Und irgendwann kam Tochtelfingen. Halb schwindlig von den vielen Ortsnamen, die alle auf –fingen enden, mussten wir zunächst unsere Sinne durch kühlen Gerstensaft schärfen. Im 6‘500-Seelen-Tochtelfingen gab es alles, was das Herz begehrt. Will heissen: 1 Kirche, 1 Tourismusbüro, zwei Bancomaten, 2 leere Restaurants, 1 geschlossene Tankstelle, 1 Brauerei, und autofreie Begegnungszonen mit Kopfsteinpflaster. Und viele schöne Riegelhäuser. Ein Musterdorf ohne Leben. Zumindest am Samstagabend tote Hose.

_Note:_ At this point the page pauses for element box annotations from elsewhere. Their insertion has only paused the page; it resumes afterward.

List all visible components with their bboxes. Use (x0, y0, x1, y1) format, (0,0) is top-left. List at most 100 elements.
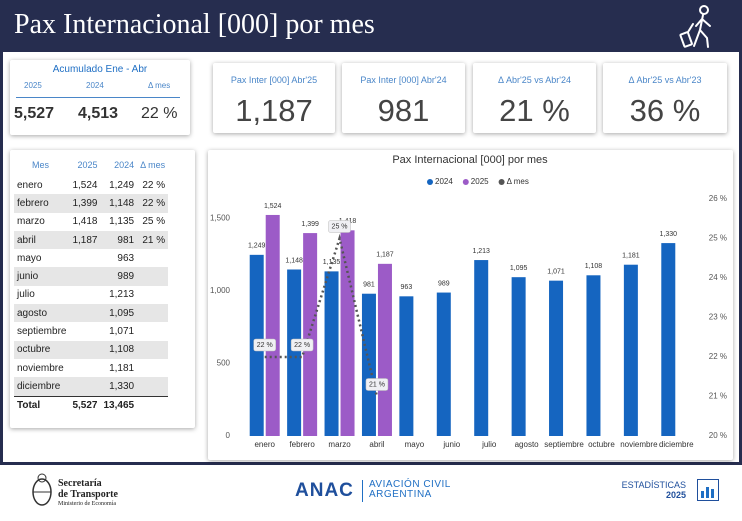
data-label: 1,181 (622, 253, 640, 260)
ministry-line: de Transporte (58, 489, 118, 500)
y2-tick-label: 22 % (709, 352, 727, 361)
table-cell: 1,524 (72, 179, 98, 191)
bar (436, 292, 451, 436)
agency-divider (362, 480, 363, 502)
data-label: 1,330 (660, 231, 678, 238)
x-tick-label: enero (254, 440, 275, 449)
table-cell (137, 304, 169, 323)
table-cell: 1,071 (109, 326, 135, 338)
table-row: noviembre 1,181 (14, 359, 168, 377)
x-tick-label: abril (369, 440, 384, 449)
kpi-value: 36 % (629, 93, 701, 128)
summary-col: Δ mes (148, 81, 171, 90)
y-tick-label: 0 (226, 431, 231, 440)
table-cell: 1,249 (109, 179, 135, 191)
summary-rule (16, 97, 180, 98)
table-row: marzo 1,418 1,135 25 % (14, 213, 168, 231)
column-header: 2025 (77, 160, 98, 170)
monthly-table: Mes 2025 2024 Δ mes enero 1,524 1,249 22 % febre… (14, 154, 169, 415)
data-label: 989 (438, 280, 450, 287)
table-cell: febrero (14, 194, 70, 213)
table-cell: 1,135 (109, 216, 135, 228)
y2-tick-label: 24 % (709, 273, 727, 282)
kpi-label: Δ Abr'25 vs Abr'23 (628, 75, 702, 85)
bar (340, 230, 355, 436)
data-label-box (290, 338, 314, 352)
data-label-box (253, 338, 276, 352)
table-row: octubre 1,108 (14, 340, 169, 359)
data-label: 21 % (369, 381, 385, 388)
table-cell: noviembre (17, 362, 64, 374)
table-cell (137, 340, 169, 359)
ministry-line: Secretaría (58, 478, 102, 489)
y-tick-label: 500 (217, 359, 231, 368)
right-border (739, 52, 742, 462)
table-cell: 1,181 (109, 362, 135, 374)
bar (265, 214, 280, 436)
table-cell: 21 % (137, 230, 169, 250)
data-label: 1,108 (585, 263, 603, 270)
y2-tick-label: 21 % (709, 392, 727, 401)
table-cell (69, 286, 100, 304)
table-cell: marzo (17, 216, 45, 228)
legend-swatch (462, 179, 469, 185)
table-cell: 1,213 (109, 289, 135, 301)
data-label-box (328, 220, 351, 233)
column-header: Mes (32, 160, 50, 170)
bar (287, 269, 302, 436)
data-label: 25 % (332, 223, 348, 230)
bar (511, 277, 526, 436)
agency-line: AVIACIÓN CIVIL (369, 479, 451, 490)
table-cell: enero (17, 179, 43, 191)
x-tick-label: agosto (515, 440, 540, 449)
table-cell (69, 340, 101, 359)
table-row: enero 1,524 1,249 22 % (14, 176, 168, 194)
stats-line: 2025 (665, 490, 686, 500)
legend-label: Δ mes (507, 177, 529, 186)
left-border (0, 52, 3, 462)
x-tick-label: marzo (328, 440, 351, 449)
agency-line: ARGENTINA (369, 489, 432, 500)
data-label-box (365, 378, 389, 391)
summary-value: 5,527 (14, 105, 55, 122)
data-label: 22 % (294, 342, 310, 349)
kpi-value: 981 (377, 93, 430, 128)
table-cell (69, 377, 101, 397)
kpi-card: Pax Inter [000] Abr'24 981 (342, 63, 465, 133)
table-cell (137, 377, 169, 397)
bar (623, 264, 638, 436)
table-cell: julio (17, 289, 35, 301)
x-tick-label: junio (442, 440, 460, 449)
summary-title: Acumulado Ene - Abr (52, 64, 148, 75)
data-label: 963 (401, 284, 413, 291)
stats-line: ESTADÍSTICAS (621, 480, 686, 490)
summary-card: Acumulado Ene - Abr 2025 2024 Δ mes 5,52… (10, 60, 190, 135)
traveler-icon (679, 5, 711, 48)
x-tick-label: julio (481, 440, 497, 449)
table-cell: 1,399 (69, 194, 101, 213)
kpi-label: Pax Inter [000] Abr'24 (360, 75, 447, 85)
bar (399, 296, 414, 436)
table-cell (69, 304, 101, 323)
bar (549, 280, 564, 436)
table-cell: 25 % (142, 216, 166, 228)
table-cell: 981 (100, 230, 138, 250)
page-title: Pax Internacional [000] por mes (14, 9, 375, 40)
bar (661, 243, 676, 436)
y-tick-label: 1,500 (210, 214, 231, 223)
data-label: 1,399 (301, 221, 319, 228)
kpi-card: Pax Inter [000] Abr'25 1,187 (213, 63, 335, 133)
table-cell: 13,465 (100, 395, 138, 415)
summary-col: 2024 (86, 81, 104, 90)
data-label: 1,095 (510, 265, 528, 272)
table-cell (137, 359, 168, 377)
table-cell: mayo (17, 252, 42, 264)
x-tick-label: noviembre (620, 440, 658, 449)
ministry-line: Ministerio de Economía (58, 501, 116, 507)
y2-tick-label: 26 % (709, 194, 727, 203)
kpi-label: Δ Abr'25 vs Abr'24 (498, 75, 571, 85)
y2-tick-label: 20 % (709, 431, 727, 440)
table-cell: 963 (117, 252, 135, 264)
table-row: Total 5,527 13,465 (14, 395, 169, 415)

Ausser eben in der Brauerei. Da waren also wir, eine deutsche Fasnacht-Gesellschaft und eine Survival-Truppe (ihr Main Task lag im Herunterschütten von Gerstensaft) zelebrierten. Schlussendlich war die Lokalität - ein hübsches gemütliches Restaurant mit herzhaften Menüs - für alle ausserordentlich gut gewählt. Nach einem herrlichen Znacht in der heimeligen Stube übten wir noch Humpen-Heben und genossen die sprachlichen Ähnlichkeiten zwischen dem Schwäbischen und dem Baseldytsch mit viel Witz und Lachen. Durch die freiwillige Selbstkontrolle stellten alle Rhyschnoogge brav um 23h00 die Gläser hin und gingen ins Bett.

Rot-weisse Abschrankungen säumten auch am zweiten Tag unsere Wege. Obwohl Felix eine komplett andere Route für die Fahrt nachhause ausgesucht hat, erlebten wir erneut Umfahrungen hoch vier. So kam es, dass wir unerwartet wieder die eine oder andere Ortschaft durchfuhren mussten, und so mehrmals zu Déjà-vu-Erlebnissen kamen. Sei’s drum. Das Wetter zeigte sich von der besten Seite, und so konnten wir unseren Halt draussen geniessen.

Es war ein sehr toller Ausflug. Viel Spass, viel zum Lachen. Viel Bier. Viel Freude. Viel Frieden. Viele Kurven. Viel Motorradfeeling. Auch mit viel Umfahrungen konnte man uns den Spass nicht vermiesen.